Hank must have detected something in her face, because he glanced over his shoulder and saw his wife and son.
He turned back to her and raised one eyebrow, as if to say, Get my point?
“There’s too much hardship for you here,” he said.
The decision she’d been avoiding for too many months loomed. “Yeah,” she whispered. “You’re right.”
“I’ll help you in any way I can. Do you want to go to school? Take some college courses?”
“Hank, I dropped out of high school to have Cheryl.” She’d been fifteen and terrified.
Hank cursed. “Sorry, Janey, I should have figured that out already.”
“I was working on my diploma when she died, taking correspondence courses.”
“You can stay here while you finish getting it.”
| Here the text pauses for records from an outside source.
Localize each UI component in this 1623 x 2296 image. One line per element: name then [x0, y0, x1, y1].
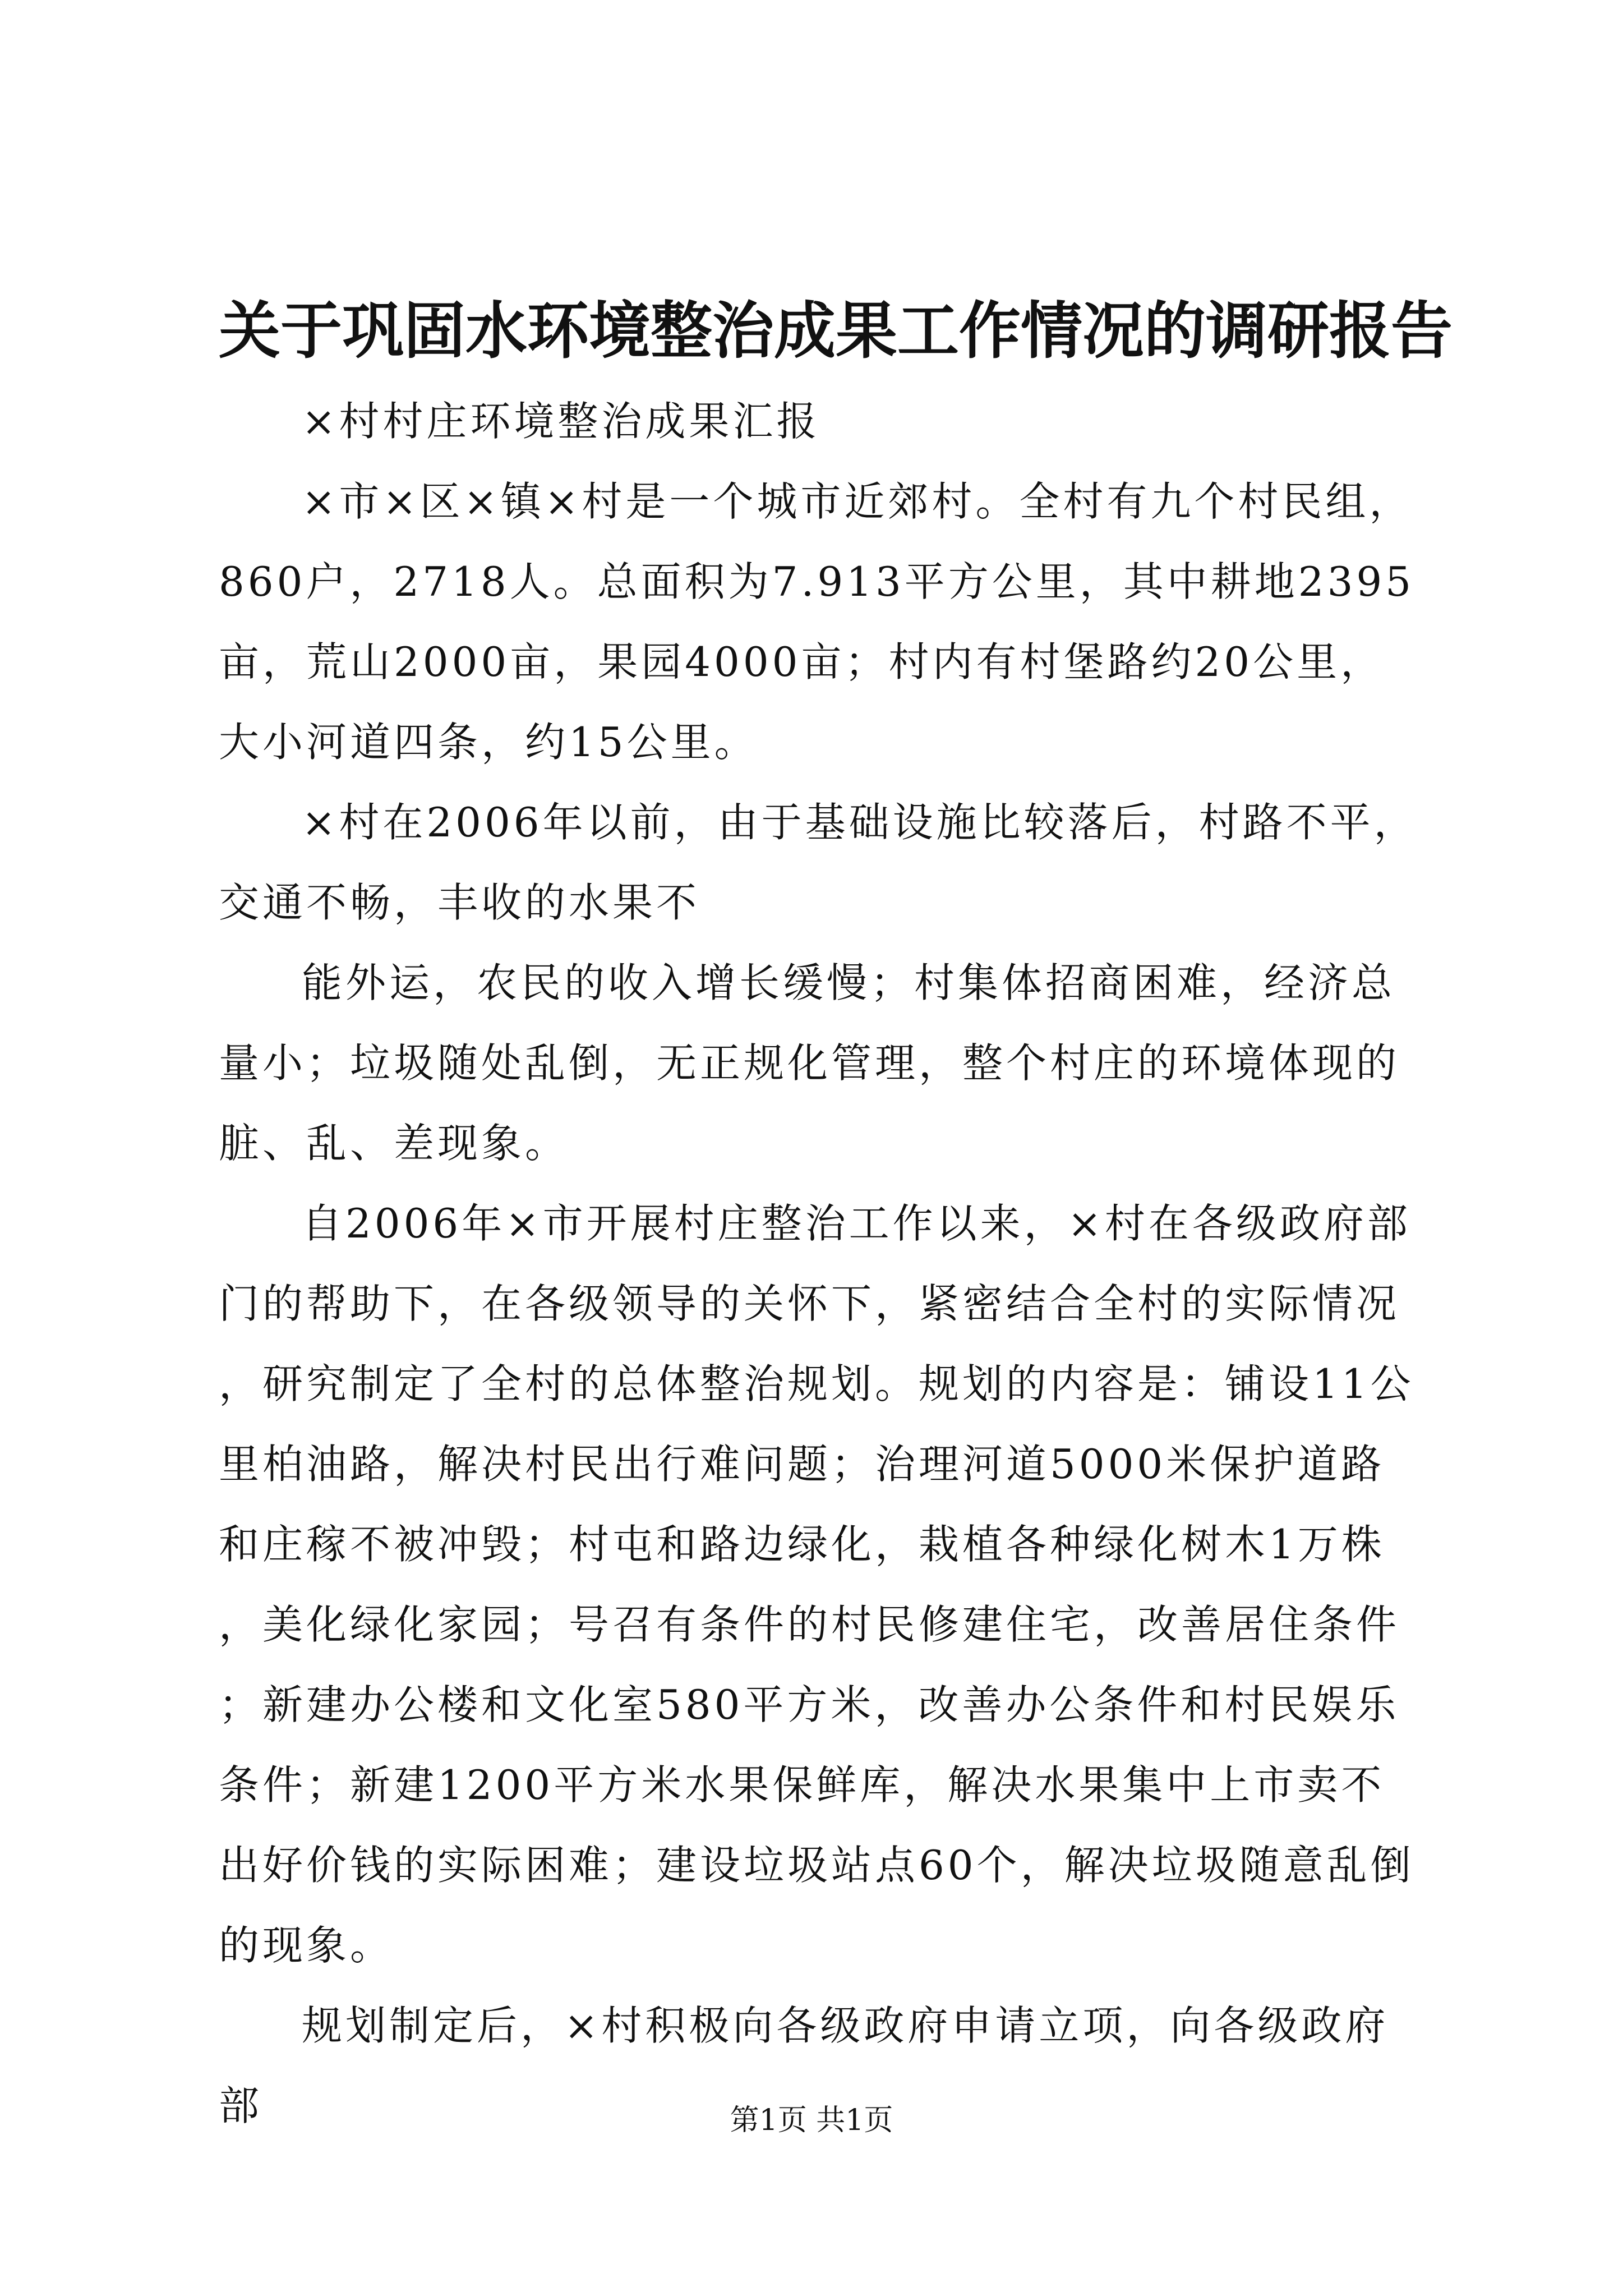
page-footer: 第1页 共1页: [730, 2104, 893, 2137]
paragraph-subtitle: ×村村庄环境整治成果汇报: [302, 398, 820, 445]
paragraph-plan: 自2006年×市开展村庄整治工作以来，×村在各级政府部门的帮助下，在各级领导的关怀下，紧密结合全村的实际情况，研究制定了全村的总体整治规划。规划的内容是：铺设11公里柏油路，解决村民出行难问题；治理河道5000米保护道路和庄稼不被冲毁；村屯和路边绿化，栽植各种绿化树木1万株，美化绿化家园；号召有条件的村民修建住宅，改善居住条件；新建办公楼和文化室580平方米，改善办公条件和村民娱乐条件；新建1200平方米水果保鲜库，解决水果集中上市卖不出好价钱的实际困难；建设垃圾站点60个，解决垃圾随意乱倒的现象。: [219, 1200, 1414, 1969]
paragraph-after-plan: 规划制定后，×村积极向各级政府申请立项，向各级政府部: [219, 2002, 1389, 2129]
document-title: 关于巩固水环境整治成果工作情况的调研报告: [219, 295, 1453, 367]
paragraph-before-2006: ×村在2006年以前，由于基础设施比较落后，村路不平，交通不畅，丰收的水果不: [219, 799, 1418, 926]
paragraph-problems: 能外运，农民的收入增长缓慢；村集体招商困难，经济总量小；垃圾随处乱倒，无正规化管理，整个村庄的环境体现的脏、乱、差现象。: [219, 959, 1400, 1167]
paragraph-village-overview: ×市×区×镇×村是一个城市近郊村。全村有九个村民组，860户，2718人。总面积为7.913平方公里，其中耕地2395亩，荒山2000亩，果园4000亩；村内有村堡路约20公里，大小河道四条，约15公里。: [219, 478, 1415, 766]
document-body: [219, 381, 1419, 2146]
A shout from the children in the field served as an exclamation mark. You’ll still have to deal with us!
“Maybe not such a good idea.” Hank cracked the knuckles of his right hand. “I’ll pay for you to rent a room in town while you return to high school.”
“That’s okay, Hank, I still have all the checks you gave me.”
“What?” Hank’s eyebrows shot toward his hairline. His dusty white Stetson followed the motion. “You haven’t cashed any of them?”
Janey shrugged and shook her head.
Hank sighed. “Amy’s gonna have your guts for garters.”
Janey glanced over his shoulder, but Amy had disappeared.
“Didn’t I hear her tell you months ago to cash those?” Hank took off his hat, ran his fingers through his hair, then slammed it back onto his head. “They’ll be stale-dated and the bank won’t cash them. Tear them up and throw them out.”
Janey toed a small branch that had fallen from the willow. She hated disappointing Hank.
“Why didn’t you cash them?” he asked.
She shrugged. “I haven’t had to. You and Amy give me everything I need here.”